Guadalhorce - El Viaje - River
Arquitecto del Desfiladero y Huerto de Málaga. Soy el cauce valiente que nace entre las sierras de Loja y Antequera, abriéndome paso con la paciencia de los siglos para esculpir el asombro del Caminito del Rey. Soy la fuerza que talló los Gaitanes, alzando paredes de roca que tocan el cielo mientras mis aguas rugen en el abismo. Soy el pulso de la fertilidad en el Valle que lleva mi nombre, donde el aroma del limón y la naranja se funde con mi corriente para alimentar una tierra que sabe a sol y a historia.

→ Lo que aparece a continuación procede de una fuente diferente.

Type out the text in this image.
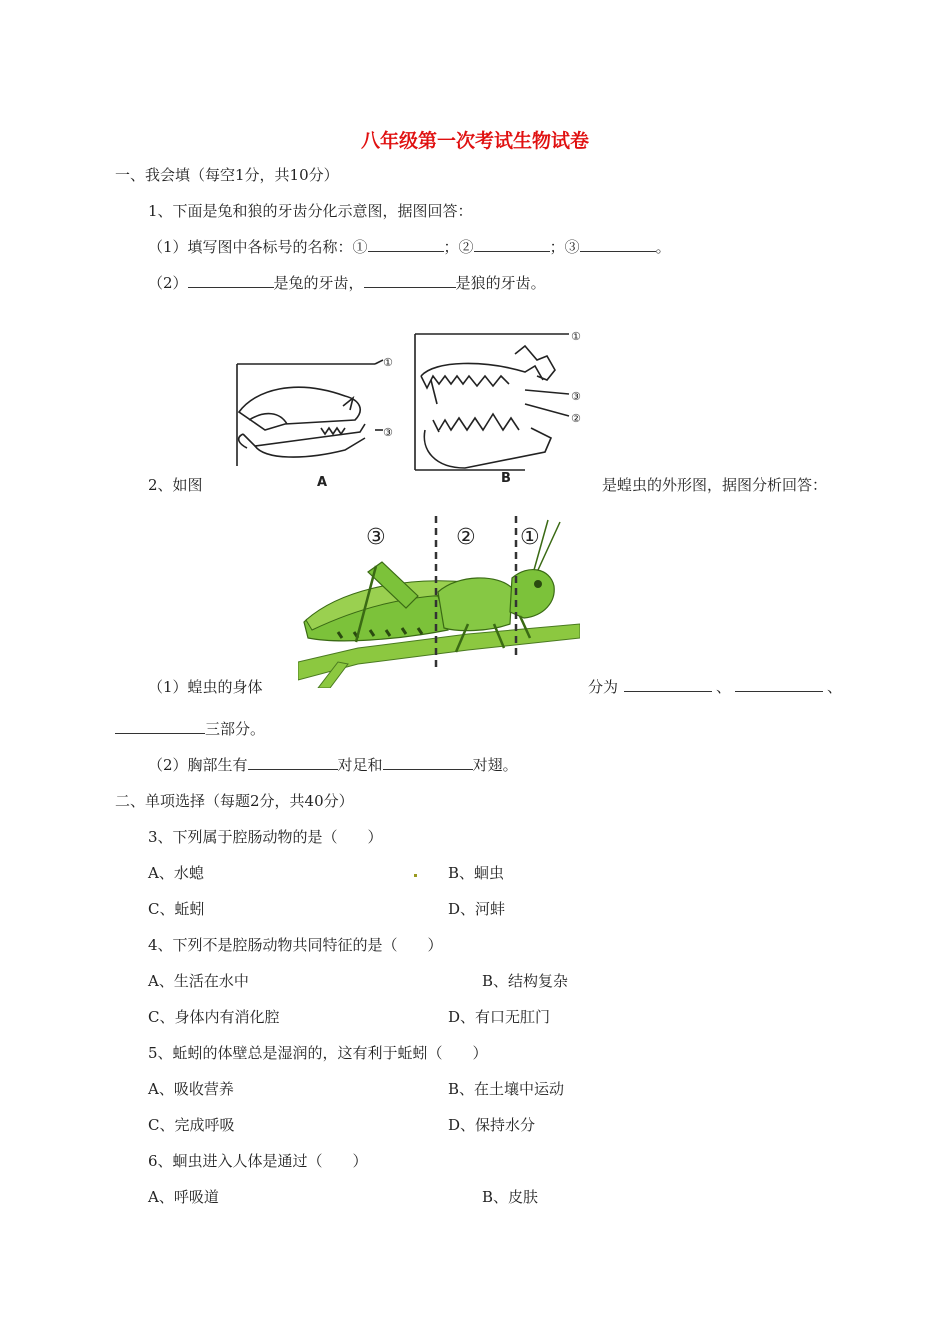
八年级第一次考试生物试卷
一、我会填（每空1分，共10分）
1、下面是兔和狼的牙齿分化示意图，据图回答：
（1）填写图中各标号的名称：①	；②	；③	。
（2）	是兔的牙齿，	是狼的牙齿。
①
③
A
①
③
②
B
2、如图	是蝗虫的外形图，据图分析回答：
③	② ①
（1）蝗虫的身体	分为	、	、
三部分。
（2）胸部生有	对足和	对翅。
二、单项选择（每题2分，共40分）
3、下列属于腔肠动物的是（　　）
A、水螅	B、蛔虫
C、蚯蚓	D、河蚌
4、下列不是腔肠动物共同特征的是（　　）
A、生活在水中	B、结构复杂
C、身体内有消化腔	D、有口无肛门
5、蚯蚓的体壁总是湿润的，这有利于蚯蚓（　　）
A、吸收营养	B、在土壤中运动
C、完成呼吸	D、保持水分
6、蛔虫进入人体是通过（　　）
A、呼吸道	B、皮肤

Hoy te hablo desde la paz de mis embalses del Chorro y la mística de mi Desembocadura, ese último refugio de alas y sal donde me encuentro con el mar. Porque bajo mi apariencia de río trabajador late un corazón que ha visto pasar a fenicios y romanos, y que hoy lucha por mantener la pureza de sus fuentes. No me mires solo como un canal de paso o una reserva de agua; mírame como la columna vertebral que une la montaña con la costa, el hogar que hoy reclama que tú también te levantes para defender su equilibrio y su caudal.
Desde la nobleza de Álora y Pizarra hasta el rincón más vibrante de la capital malagueña, desde las sombras del Torcal hasta el abrazo de las marismas, ya hay quienes han decidido que el olvido no ganará la partida. No camino solo; llevo conmigo la memoria de acequieros y campesinos, de aquellos que con manos curtidas por el terral entendieron que yo soy la vida de esta provincia. Ellos son ahora el murmullo de mis saltos y el aliento que agita mis adelfas, mis álamos blancos y los tarajes de mis riberas.
Fui motor de industrias y llave del paraíso de la luz, y si me cuidas, yo seguiré siendo tu refugio de frescor y vida. ¿Estás listo para dejar de ser habitante de mis orillas y convertirte en el caballero que el Guadalhorce necesita?